"Mungkin kita harus siapin kemungkinan terburuk, Bu. Mungkin Nayla harus dirawat di rumah saja..."
Ibu Nayla menangis dalam diam.
Namun malam itu, datang kabar mengejutkan. Salah satu teman Nayla, Via, mengirimkan pesan:
"Tante, ini ada dana bantuan dari komunitas mahasiswa dan relawan alumni. Mereka ngadain lelang dan donasi. Total bantuannya udah hampir cukup untuk biaya pengobatan Nayla beberapa minggu ke depan."
Ibunya terpaku. Air matanya menetes perlahan. Bukan karena sedih, tapi karena haru---karena di saat mereka hampir menyerah, ada tangan-tangan tak terlihat yang datang menyentuh hati mereka.
---
Di kamar rumah sakit, Nayla menerima sepucuk surat tanpa nama. Di dalamnya hanya ada tulisan tangan:
"Cinta itu kadang nggak perlu diingat untuk dirasa. Kamu boleh lupa aku, Nay. Tapi aku nggak akan pernah lupa alasan kenapa aku tetap di sini."
Nayla membacanya berkali-kali.
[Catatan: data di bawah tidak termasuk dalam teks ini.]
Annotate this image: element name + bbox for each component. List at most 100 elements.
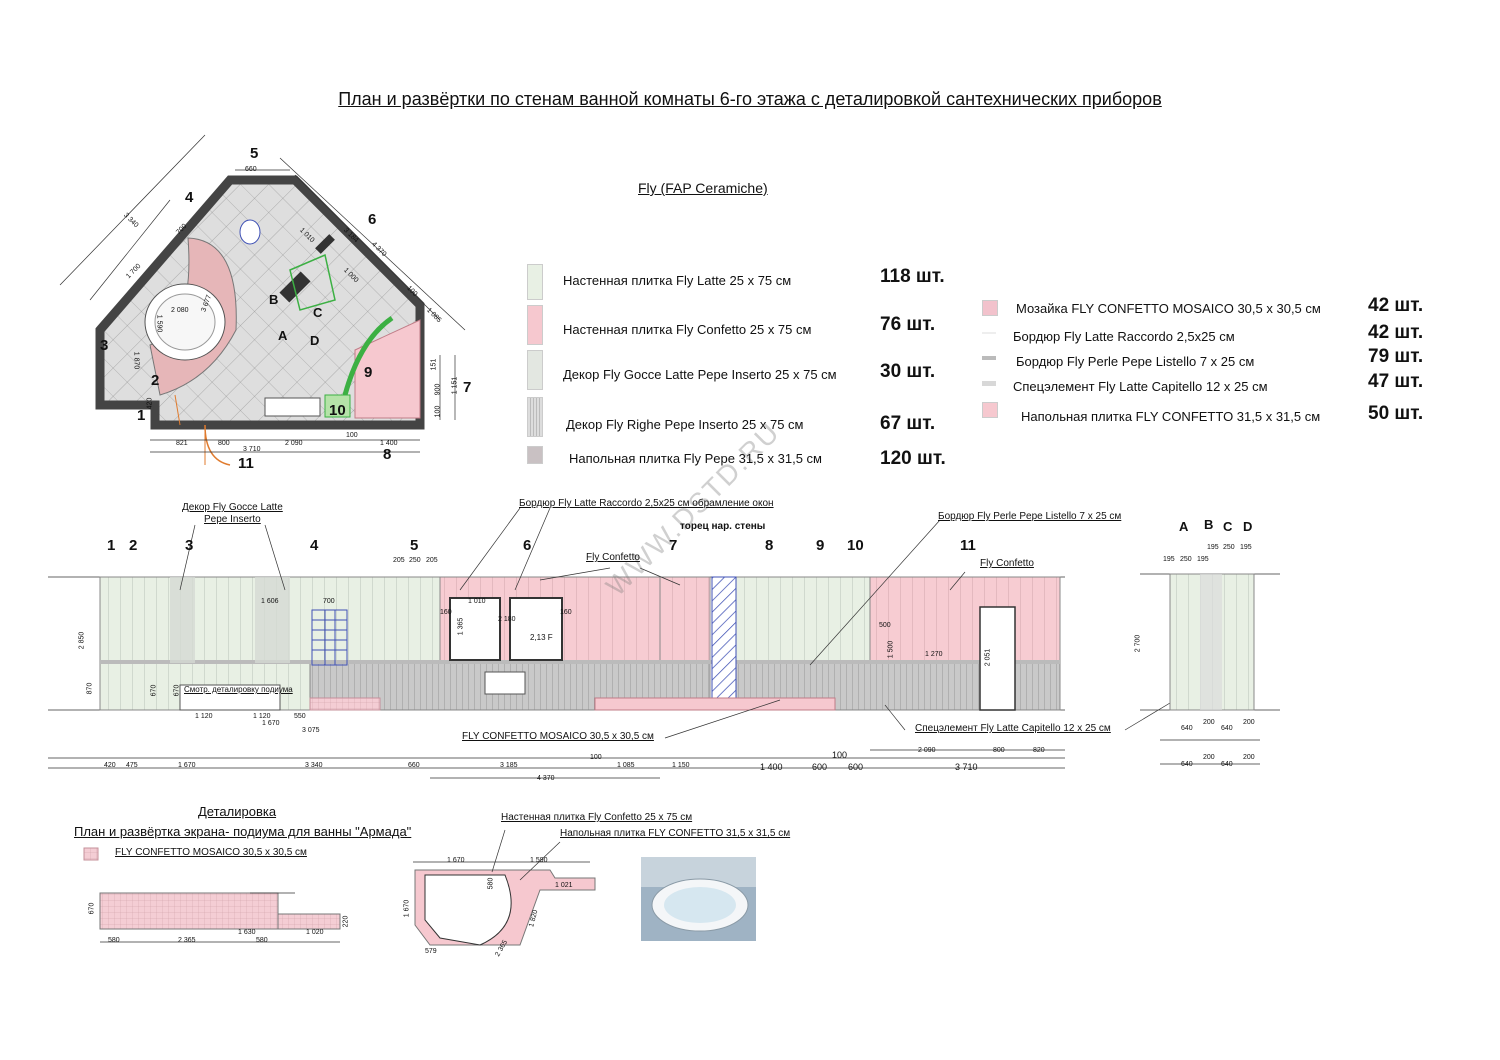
elev-wall-8: 8 xyxy=(765,537,774,554)
plan-dim: 821 xyxy=(176,440,188,447)
detail-dim: 1 670 xyxy=(447,857,465,864)
swatch-righe xyxy=(527,397,543,437)
page-title: План и развёртки по стенам ванной комнат… xyxy=(338,89,1162,109)
abcd-dim: 640 xyxy=(1221,761,1233,768)
plan-dim: 420 xyxy=(146,397,154,410)
plan-dim: 2 080 xyxy=(171,307,189,314)
brand-title: Fly (FAP Ceramiche) xyxy=(638,180,768,196)
elev-dim: 2 180 xyxy=(498,616,516,623)
material-qty: 47 шт. xyxy=(1368,371,1424,392)
podium-detail xyxy=(83,829,596,946)
swatch-gocce xyxy=(527,350,543,390)
abcd-dim: 250 xyxy=(1223,544,1235,551)
elev-dim: 250 xyxy=(409,557,421,564)
elev-wall-4: 4 xyxy=(310,537,319,554)
elev-dim: 660 xyxy=(408,762,420,769)
plan-wall-2: 2 xyxy=(151,372,160,389)
elev-dim: 420 xyxy=(104,762,116,769)
abcd-dim: 195 xyxy=(1197,556,1209,563)
elev-dim: 1 085 xyxy=(617,762,635,769)
detail-dim: 580 xyxy=(256,937,268,944)
detail-wall-tile: Настенная плитка Fly Confetto 25 х 75 см xyxy=(501,812,693,823)
elev-wall-5: 5 xyxy=(410,537,419,554)
abcd-dim: 200 xyxy=(1203,719,1215,726)
elev-point-b: B xyxy=(1204,517,1214,532)
plan-wall-1: 1 xyxy=(137,407,146,424)
detail-dim: 580 xyxy=(487,877,495,890)
plan-wall-9: 9 xyxy=(364,364,373,381)
elev-dim: 3 075 xyxy=(302,727,320,734)
elev-dim: 100 xyxy=(832,750,848,760)
plan-dim: 2 090 xyxy=(285,440,303,447)
elev-dim: 670 xyxy=(173,684,181,697)
abcd-dim: 195 xyxy=(1240,544,1252,551)
cut-label: торец нар. стены xyxy=(680,521,766,532)
detail-heading: Деталировка xyxy=(198,804,277,819)
plan-dim: 1 151 xyxy=(451,376,459,395)
elev-point-c: C xyxy=(1223,519,1233,534)
swatch-raccordo xyxy=(982,332,996,334)
elev-dim: 1 670 xyxy=(178,762,196,769)
plan-wall-8: 8 xyxy=(383,446,392,463)
plan-dim: 800 xyxy=(218,440,230,447)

Jantungnya berdebar. Ia tahu betul siapa pengirimnya, meski nama tak tercantum. Dan untuk pertama kalinya... ia mengaku pada dirinya sendiri:
"Aku takut kehilangan Raka."
Kata-kata itu ia bisikkan di dalam hati, tapi terasa nyaring di dada.
---
Beberapa hari kemudian, Nayla melihat brosur penggalangan dana di media sosial. Di sana, ada foto lamanya bersama Raka, saat mereka masih aktif jadi relawan. Ada keterangan: "Untuk sahabat kami: yang dulu memberi, kini saatnya menerima."